The issue is the small scope hypothesis, which states that most bugs can be triggered using small test cases. Here we’re talking about a class of bug that falls outside of this hypothesis: these bugs are triggered when some implementation limit is exceeded. For example, if we have a bounded buffer with length 10,000, and this buffer contains a bug in its handling of the buffer-full case, then it is clear that no test case can trigger the bug unless it results in more than 10,000 insertions into the buffer. Similarly, a bug in an operating system’s swapping code will not be hit until we put memory pressure on the machine — this will be difficult if we’re testing on a machine with lots of RAM. A bug in a compiler’s register spill logic will not be hit until we run out of registers, which may happen only rarely on a RISC with a large register file.
The testing technique, then, is simply to recognize capacities in the system under test and to artificially reduce them in order to make capacity bugs much easier to trigger. I think that probalby every accomplished programmer has used this technique, perhaps without even thinking about it: a simple example is testing the code for an auto-resizing hash table by making its initial capacity very small. This is just good sense.
Of course, while some capacities appear as explicit constants in the code that can be easily changed, others, such as the number of registers available to a compiler, will tend to be encoded in a more implicit fashion, and will therefore be more difficult to find and change.

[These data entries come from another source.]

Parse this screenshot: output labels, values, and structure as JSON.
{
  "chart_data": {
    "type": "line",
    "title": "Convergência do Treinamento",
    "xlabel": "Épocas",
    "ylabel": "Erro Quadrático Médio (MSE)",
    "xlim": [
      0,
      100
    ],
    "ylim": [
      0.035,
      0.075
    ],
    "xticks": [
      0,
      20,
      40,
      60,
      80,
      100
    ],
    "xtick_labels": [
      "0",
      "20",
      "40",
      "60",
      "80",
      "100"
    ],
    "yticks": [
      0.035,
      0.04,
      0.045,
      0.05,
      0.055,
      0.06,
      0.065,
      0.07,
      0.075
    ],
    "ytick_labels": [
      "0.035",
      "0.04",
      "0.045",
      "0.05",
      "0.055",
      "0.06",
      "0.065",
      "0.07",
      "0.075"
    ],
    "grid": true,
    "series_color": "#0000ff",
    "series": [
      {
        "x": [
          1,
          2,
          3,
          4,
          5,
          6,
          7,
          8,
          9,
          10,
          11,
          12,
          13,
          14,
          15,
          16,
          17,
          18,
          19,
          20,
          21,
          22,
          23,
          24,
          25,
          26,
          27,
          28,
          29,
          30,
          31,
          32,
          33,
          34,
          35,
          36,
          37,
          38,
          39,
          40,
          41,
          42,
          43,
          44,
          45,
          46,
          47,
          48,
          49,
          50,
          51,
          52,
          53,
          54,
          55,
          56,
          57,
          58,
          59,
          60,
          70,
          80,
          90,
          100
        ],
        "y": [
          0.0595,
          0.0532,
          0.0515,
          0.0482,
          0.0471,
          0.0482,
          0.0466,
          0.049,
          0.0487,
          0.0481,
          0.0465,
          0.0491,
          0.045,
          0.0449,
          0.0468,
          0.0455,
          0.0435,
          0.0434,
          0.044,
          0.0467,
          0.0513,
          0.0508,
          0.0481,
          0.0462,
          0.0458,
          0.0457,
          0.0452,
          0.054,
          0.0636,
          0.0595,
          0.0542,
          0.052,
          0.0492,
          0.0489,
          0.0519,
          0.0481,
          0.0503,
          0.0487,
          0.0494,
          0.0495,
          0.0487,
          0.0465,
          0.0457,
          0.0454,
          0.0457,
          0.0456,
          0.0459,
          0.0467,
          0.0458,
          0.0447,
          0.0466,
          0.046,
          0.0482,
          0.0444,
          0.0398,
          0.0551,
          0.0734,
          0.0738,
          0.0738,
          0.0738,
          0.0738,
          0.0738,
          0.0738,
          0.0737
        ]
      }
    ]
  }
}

Also, the fact that a constant is hard-coded into a program doesn’t mean this constant can be freely changed: in some cases the constant is fake (how many programs that reference the CHAR_BIT constant can really tolerate values other than 8?) and in others the program is only designed to operate for a certain range of choices. To continue with the compiler example, the calling convention (and other factors) will almost certainly cause failures when the number of registers falls below a certain number. Similarly, a pipe or a thread pool can easily cause the system to deadlock when it is instantiated with a capacity that is too small. These things are design constraints, not the implementation errors that we are looking for.
In summary, if you have a system that offers a choice of capacity for an internal resource, it is often very useful to reduce this capacity for testing purposes, even if this results in poor throughput. This effect is particularly pronounced during fuzzing, where the random walks through the state space that are induced by random test cases will tend to hover around mean values with high probability.